После обеда Антошка подошла к стюарду:

— Мистер Мэтью, у меня к вам просьба. Не найдется ли у вас на складе старья, из которого можно сшить штанишки для моего Джонни. — Антошка с гордостью произнесла «для моего».

Стюард развел руками:

— Если бы вы видели, мисс, что это за старье, рваное и грязное. Но каждую вещь я должен сдать по акту в интендантскую контору по возвращении.

Антошка помрачнела.

— У, жадина, — по-русски сказала она, зная, что стюард ее не поймет.

— Я понимаю, что вы ругаетесь, — догадался Мэтью по злым глазам Антошки, — давайте спросим боцмана; он старший за хозяйство.

Антошка побежала разыскивать боцмана, ее швыряло от переборки к переборке, а стюард шел за ней размеренным шагом, переваливаясь с ноги на ногу, не позволяя волне играть с ним.

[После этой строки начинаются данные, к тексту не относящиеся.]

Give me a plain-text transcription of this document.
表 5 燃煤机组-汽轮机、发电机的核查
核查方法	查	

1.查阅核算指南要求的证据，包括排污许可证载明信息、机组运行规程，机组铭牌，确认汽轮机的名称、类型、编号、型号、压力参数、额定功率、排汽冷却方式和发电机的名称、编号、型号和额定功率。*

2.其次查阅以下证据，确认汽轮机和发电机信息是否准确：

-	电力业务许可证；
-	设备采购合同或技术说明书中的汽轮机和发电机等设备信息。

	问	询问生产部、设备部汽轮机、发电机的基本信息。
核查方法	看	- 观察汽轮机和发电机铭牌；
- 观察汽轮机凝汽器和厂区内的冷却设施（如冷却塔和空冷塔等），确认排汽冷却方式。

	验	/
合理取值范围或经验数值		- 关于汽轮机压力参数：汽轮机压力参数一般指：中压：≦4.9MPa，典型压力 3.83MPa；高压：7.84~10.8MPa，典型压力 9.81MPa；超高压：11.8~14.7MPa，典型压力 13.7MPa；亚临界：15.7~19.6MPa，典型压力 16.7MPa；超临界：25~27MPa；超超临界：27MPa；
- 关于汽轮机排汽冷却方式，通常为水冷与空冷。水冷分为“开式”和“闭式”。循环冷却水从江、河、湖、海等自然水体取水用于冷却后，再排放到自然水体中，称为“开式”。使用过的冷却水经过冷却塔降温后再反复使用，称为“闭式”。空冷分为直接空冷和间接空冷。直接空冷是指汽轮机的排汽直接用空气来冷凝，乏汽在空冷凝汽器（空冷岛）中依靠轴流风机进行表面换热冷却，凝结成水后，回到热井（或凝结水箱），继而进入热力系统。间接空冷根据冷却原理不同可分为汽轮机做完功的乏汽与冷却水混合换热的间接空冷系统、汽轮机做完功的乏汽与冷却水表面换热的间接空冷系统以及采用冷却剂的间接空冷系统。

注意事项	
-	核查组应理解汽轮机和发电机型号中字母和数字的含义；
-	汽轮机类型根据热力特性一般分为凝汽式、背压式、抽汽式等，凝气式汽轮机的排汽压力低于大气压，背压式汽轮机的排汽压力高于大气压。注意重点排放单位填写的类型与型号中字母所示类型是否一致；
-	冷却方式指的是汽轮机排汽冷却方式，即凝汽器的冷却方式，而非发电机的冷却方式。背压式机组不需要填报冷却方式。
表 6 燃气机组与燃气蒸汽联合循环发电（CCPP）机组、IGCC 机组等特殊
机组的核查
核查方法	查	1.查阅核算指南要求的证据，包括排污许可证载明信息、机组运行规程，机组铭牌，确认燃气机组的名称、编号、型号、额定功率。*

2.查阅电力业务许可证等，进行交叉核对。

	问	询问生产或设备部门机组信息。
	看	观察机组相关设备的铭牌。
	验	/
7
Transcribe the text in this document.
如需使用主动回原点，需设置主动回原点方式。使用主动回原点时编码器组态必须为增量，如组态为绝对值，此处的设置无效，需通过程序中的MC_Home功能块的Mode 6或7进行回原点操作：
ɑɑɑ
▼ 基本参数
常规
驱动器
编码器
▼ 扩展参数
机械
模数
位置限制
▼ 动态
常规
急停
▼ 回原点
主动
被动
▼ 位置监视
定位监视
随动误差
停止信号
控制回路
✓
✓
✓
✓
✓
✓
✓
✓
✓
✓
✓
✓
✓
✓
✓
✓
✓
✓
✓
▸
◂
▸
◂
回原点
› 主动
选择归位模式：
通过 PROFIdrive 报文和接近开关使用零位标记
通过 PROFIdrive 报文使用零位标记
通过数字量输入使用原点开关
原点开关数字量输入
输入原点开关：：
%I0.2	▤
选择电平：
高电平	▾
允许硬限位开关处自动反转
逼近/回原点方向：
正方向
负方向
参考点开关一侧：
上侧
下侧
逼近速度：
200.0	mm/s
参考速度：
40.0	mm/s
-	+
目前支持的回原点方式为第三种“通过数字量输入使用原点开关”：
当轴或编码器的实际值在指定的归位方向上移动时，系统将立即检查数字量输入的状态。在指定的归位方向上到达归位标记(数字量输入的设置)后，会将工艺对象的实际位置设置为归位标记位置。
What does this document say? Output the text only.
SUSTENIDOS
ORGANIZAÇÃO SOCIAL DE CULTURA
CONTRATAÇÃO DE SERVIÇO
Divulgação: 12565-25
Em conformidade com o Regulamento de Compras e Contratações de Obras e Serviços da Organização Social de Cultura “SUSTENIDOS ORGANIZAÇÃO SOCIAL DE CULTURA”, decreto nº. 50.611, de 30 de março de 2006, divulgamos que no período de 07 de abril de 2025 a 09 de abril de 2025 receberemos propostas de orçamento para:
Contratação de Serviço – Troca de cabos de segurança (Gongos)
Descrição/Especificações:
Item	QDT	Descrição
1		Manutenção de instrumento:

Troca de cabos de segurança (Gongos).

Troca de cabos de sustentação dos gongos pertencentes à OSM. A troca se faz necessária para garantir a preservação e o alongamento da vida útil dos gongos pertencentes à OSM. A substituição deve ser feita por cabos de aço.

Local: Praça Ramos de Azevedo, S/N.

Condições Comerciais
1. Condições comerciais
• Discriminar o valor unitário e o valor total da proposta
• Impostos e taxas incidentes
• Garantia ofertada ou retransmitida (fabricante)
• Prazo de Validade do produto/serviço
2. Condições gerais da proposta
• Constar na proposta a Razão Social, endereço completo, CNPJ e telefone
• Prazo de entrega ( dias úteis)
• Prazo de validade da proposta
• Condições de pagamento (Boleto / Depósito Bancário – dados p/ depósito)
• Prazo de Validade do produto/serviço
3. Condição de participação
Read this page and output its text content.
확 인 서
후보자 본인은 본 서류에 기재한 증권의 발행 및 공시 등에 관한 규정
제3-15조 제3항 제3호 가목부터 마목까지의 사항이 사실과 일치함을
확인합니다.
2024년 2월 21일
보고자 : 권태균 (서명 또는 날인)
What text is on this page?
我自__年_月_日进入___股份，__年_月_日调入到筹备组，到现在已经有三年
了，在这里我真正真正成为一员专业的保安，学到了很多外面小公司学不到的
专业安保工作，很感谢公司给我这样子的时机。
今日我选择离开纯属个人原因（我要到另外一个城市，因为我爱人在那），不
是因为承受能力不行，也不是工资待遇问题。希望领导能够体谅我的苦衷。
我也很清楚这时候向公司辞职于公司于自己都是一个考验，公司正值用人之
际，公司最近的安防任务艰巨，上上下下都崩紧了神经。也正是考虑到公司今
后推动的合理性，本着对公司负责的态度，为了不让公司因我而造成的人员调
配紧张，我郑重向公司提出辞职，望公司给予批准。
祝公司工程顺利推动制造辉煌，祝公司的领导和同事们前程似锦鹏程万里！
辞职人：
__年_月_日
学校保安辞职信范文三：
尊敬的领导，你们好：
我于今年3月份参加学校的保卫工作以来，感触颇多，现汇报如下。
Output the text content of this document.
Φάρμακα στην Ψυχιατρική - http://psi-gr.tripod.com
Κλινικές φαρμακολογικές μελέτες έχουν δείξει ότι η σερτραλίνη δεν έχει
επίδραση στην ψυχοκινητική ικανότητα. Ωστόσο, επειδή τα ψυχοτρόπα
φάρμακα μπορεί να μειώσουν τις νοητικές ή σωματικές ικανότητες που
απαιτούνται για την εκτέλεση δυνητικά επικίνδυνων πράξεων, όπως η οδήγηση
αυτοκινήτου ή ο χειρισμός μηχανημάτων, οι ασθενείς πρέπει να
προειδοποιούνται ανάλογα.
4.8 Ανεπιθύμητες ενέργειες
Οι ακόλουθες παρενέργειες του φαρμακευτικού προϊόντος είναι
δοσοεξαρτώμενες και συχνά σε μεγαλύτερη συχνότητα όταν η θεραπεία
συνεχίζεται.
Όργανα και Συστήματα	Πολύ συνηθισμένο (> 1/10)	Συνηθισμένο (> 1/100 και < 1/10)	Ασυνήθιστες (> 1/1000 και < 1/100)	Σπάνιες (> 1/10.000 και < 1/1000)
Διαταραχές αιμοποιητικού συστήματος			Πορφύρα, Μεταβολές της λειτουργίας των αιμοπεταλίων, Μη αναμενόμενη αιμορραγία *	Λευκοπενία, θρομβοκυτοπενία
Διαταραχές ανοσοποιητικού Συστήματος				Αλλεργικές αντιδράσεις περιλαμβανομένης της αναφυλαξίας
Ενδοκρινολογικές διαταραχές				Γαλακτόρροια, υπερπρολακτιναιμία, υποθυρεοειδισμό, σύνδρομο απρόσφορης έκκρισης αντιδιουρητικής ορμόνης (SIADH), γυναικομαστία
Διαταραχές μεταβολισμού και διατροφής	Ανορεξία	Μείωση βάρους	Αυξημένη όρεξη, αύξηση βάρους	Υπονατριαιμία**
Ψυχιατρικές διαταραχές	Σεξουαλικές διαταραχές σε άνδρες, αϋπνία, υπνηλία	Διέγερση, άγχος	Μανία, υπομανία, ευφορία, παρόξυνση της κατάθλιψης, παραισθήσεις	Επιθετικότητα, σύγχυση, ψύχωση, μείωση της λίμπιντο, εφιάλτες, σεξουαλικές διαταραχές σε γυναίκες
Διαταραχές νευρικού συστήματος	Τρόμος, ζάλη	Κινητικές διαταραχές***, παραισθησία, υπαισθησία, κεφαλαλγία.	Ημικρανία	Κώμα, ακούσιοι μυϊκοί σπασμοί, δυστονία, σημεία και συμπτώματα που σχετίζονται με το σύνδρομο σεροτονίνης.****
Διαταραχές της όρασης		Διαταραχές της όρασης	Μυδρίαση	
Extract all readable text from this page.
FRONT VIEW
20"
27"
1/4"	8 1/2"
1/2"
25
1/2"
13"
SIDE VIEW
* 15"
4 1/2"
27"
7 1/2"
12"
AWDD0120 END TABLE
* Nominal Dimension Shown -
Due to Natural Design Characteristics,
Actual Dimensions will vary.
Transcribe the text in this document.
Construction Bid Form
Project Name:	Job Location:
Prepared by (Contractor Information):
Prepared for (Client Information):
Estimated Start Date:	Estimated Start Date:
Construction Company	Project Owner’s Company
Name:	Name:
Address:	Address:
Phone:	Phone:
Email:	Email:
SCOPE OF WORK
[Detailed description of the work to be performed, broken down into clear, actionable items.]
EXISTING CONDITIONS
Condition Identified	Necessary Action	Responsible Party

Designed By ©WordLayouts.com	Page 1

Боцман решил вопрос сразу.

— Выдайте то, что отберет мисс, составьте акт и скрепите его подписями.

Мистер Мэтью оказался прав. Тельняшки были так грязны, что на них только угадывались синие полоски, все в дырах и масляных пятнах. Но хорошо, что у человека есть спина, на которой меньше всего снашивается и пачкается одежда.

Антошка отобрала кучу тельняшек.

Мистер Мэтью долго выписывал квитанцию — видно, редко держал он карандаш в старых, негнущихся пальцах. Он внимательно пересчитал тряпье, словно это были драгоценные реликвии, и дал расписаться.

Антошка прочитала, что она, мисс Анточка, получила для своего ребенка, подобранного в море, девять старых, пришедших в негодность моряцких тельняшек.

И закипела работа. Сначала Антошка стирала тельняшки в ванне, стараясь смыть масляные пятна, пока Улаф не посоветовал ей отрезать все непригодное и стирать одни спинки. Потом мама сделала из жесткой упаковочной бумаги выкройки, и Антошка принялась шить.

Не так-то легко шить, когда под тобой зыбкая палуба и иголка вдруг убегает в сторону вместе с рукой. Не легко шить, когда Джонни с одной стороны, а Пикквик — с другой тянут полосатые куски себе в рот.

— У Джонни режутся зубки, — сказала Елизавета Карповна. — Ему хорошо бы дать погрызть валерьяновый корень, но где ею возьмешь?

— Значит, у мистера Пикквика тоже режутся зубы, — сказала Антошка.

Щенок грыз все, что попадалось ему на глаза: ножки кресел, лыжные башмаки, изорвал в клочья ленточку из косы Антошки, и теперь вместо двух ей пришлось заплетать одну косу.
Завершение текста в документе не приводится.